= TLTRO =

European Central Bank monetary policy instruments

The Targeted Longer-Term Refinancing Operations (TLTROs) are unconventional monetary policy instruments issued by the European Central Bank (ECB) to provide long-term financing to Eurozone credit institutions. Distinct from standard open market operations, TLTROs are conditional: the favorable interest rates offered are contingent upon participating banks granting loans to the real economy, specifically to non-financial corporations and households (excluding residential mortgages). The primary objective of these operations is to incentivize bank lending, prevent credit contraction, and ensure that monetary policy effectively stimulates economic activity and inflation towards the ECB's target.

== History ==
The program has been implemented through three distinct series: TLTRO I (launched in 2014), TLTRO II (2016), and TLTRO III (2019). The framework was significantly recalibrated in response to the COVID-19 pandemic to avert a credit crunch. In 2020, the ECB introduced new modalities for TLTRO III, raising borrowing allowances to 55% of a bank's eligible loan portfolio and lowering interest rates to as low as -1%—rates below the standard deposit facility—for banks that met specific lending thresholds. These measures were temporarily supplemented by Pandemic Emergency Longer-Term Refinancing Operations (PELTROs) to further ensure liquidity stability.

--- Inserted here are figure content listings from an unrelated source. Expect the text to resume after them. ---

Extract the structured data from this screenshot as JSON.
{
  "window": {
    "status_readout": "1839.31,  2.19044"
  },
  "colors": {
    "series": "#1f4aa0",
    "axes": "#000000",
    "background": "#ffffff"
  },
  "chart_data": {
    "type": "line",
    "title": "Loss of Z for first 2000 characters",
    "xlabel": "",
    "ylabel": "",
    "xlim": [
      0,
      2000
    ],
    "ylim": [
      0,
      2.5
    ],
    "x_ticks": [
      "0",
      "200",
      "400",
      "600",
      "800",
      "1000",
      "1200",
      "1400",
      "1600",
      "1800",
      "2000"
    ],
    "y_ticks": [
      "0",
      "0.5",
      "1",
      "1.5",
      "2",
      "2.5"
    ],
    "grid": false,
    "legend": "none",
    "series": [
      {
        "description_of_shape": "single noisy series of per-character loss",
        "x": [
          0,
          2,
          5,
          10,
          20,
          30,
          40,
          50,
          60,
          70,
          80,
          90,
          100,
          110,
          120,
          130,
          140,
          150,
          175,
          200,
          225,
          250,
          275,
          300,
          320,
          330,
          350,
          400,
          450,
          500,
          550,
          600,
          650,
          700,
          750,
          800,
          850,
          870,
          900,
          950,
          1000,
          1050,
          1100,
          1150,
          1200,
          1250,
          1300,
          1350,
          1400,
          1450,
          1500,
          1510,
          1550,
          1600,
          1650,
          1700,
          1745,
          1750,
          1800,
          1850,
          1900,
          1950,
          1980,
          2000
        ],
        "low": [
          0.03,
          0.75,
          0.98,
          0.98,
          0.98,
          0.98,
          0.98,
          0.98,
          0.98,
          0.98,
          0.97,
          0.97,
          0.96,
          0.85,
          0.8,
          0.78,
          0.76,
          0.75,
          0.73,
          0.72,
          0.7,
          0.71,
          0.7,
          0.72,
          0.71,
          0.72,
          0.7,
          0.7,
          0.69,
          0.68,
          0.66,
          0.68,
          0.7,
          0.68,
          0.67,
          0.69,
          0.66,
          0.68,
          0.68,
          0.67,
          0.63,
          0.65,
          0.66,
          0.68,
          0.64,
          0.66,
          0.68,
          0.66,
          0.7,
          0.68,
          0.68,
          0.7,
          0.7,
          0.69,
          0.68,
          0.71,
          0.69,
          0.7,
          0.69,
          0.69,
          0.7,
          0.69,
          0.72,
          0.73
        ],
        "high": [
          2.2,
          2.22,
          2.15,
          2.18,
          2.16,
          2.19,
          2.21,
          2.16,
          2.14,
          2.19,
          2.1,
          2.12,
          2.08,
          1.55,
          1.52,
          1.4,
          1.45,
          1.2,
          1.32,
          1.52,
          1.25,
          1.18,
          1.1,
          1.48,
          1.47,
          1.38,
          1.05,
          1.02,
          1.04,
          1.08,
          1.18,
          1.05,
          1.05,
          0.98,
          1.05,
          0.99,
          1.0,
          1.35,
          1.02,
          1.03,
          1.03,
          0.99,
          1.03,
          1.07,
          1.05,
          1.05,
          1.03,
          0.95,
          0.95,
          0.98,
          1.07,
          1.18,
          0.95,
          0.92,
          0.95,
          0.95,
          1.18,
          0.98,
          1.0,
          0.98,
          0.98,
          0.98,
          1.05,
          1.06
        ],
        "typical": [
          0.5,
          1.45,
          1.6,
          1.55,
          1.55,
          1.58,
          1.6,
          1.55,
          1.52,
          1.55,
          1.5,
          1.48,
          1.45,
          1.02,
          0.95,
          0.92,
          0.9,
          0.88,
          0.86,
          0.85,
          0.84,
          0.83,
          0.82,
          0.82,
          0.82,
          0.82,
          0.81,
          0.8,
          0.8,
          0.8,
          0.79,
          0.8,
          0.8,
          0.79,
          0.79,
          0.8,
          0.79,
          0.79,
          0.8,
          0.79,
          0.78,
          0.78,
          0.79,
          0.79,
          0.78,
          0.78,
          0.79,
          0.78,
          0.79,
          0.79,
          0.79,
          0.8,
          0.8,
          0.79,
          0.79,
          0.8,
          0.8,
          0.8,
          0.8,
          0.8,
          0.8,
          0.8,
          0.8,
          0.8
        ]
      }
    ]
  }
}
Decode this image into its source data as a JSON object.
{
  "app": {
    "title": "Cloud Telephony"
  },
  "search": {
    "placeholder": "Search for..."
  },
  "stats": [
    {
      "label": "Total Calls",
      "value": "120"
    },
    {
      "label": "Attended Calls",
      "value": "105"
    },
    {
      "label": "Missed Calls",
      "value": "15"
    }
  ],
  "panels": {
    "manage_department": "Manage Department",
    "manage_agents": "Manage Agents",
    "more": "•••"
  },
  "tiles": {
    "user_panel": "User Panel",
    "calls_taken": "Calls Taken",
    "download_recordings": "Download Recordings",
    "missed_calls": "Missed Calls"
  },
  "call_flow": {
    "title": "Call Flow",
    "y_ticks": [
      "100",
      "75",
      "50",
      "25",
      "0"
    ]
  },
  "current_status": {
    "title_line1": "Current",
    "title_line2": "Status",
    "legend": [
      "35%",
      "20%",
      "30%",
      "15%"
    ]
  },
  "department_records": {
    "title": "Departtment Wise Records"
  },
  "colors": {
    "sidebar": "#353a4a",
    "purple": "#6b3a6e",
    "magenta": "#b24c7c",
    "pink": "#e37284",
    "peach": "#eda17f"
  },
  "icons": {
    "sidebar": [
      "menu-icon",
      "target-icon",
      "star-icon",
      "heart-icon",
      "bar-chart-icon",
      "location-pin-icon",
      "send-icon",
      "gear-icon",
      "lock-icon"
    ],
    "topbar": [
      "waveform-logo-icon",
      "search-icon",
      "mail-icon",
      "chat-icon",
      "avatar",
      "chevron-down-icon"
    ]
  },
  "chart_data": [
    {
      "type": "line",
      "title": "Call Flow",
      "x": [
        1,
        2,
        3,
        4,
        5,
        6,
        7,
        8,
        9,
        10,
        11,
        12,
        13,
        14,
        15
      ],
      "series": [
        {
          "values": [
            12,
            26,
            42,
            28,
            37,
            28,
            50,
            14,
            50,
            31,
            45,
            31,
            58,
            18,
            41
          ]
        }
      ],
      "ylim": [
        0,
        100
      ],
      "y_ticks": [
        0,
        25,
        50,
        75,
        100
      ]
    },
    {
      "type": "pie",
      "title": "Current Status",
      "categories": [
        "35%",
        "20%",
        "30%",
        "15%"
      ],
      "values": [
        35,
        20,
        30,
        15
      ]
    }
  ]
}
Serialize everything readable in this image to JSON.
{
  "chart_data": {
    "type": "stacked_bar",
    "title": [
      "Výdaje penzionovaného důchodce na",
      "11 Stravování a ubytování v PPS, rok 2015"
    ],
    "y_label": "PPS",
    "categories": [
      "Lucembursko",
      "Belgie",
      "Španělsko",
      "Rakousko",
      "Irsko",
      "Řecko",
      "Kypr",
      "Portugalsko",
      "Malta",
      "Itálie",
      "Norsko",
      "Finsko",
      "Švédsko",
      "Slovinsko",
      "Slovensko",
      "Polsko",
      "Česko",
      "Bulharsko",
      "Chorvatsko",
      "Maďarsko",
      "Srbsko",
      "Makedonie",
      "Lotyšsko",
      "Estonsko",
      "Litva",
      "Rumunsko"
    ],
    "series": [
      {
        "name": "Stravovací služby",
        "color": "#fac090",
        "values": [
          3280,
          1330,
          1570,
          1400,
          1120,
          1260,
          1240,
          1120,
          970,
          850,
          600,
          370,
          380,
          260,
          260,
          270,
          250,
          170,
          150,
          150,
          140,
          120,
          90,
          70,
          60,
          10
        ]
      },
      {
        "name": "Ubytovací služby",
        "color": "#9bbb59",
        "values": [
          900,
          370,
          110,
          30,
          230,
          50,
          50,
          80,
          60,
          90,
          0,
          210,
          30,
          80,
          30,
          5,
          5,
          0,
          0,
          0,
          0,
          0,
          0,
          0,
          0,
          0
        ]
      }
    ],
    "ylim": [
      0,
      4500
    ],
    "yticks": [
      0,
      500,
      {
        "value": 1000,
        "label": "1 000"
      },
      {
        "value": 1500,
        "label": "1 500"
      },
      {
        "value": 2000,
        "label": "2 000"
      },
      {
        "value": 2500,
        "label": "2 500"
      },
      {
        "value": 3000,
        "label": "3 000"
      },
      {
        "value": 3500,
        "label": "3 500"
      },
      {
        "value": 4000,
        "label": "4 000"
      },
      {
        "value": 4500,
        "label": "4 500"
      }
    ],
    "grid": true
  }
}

The mechanism operates through a "dual interest rate" policy, acting as a form of credit guidance where the central bank serves as the lender and commercial banks as intermediaries. By differentiating the cost of funding based on lending performance, the ECB effectively subsidizes commercial banks to maintain or expand their loan books during economic downturns. Academic analysis and ECB research suggest that this conditionality successfully enhanced financing conditions and supported credit flows during the pandemic without leading to excessive risk-taking by financial institutions.

The operations have faced scrutiny and sparked debate regarding their future application. Critics and some economists have characterized the provision of negative interest rates as a form of "helicopter money" or a direct wealth transfer to the banking sector. Conversely, think tanks and political leaders, including French President Emmanuel Macron, have called for the evolution of the tool into "Green TLTROs." These would align monetary policy with climate goals by offering discounted funding specifically for green projects, mirroring similar differentiated rate policies adopted by the Bank of Japan and the People's Bank of China in 2021.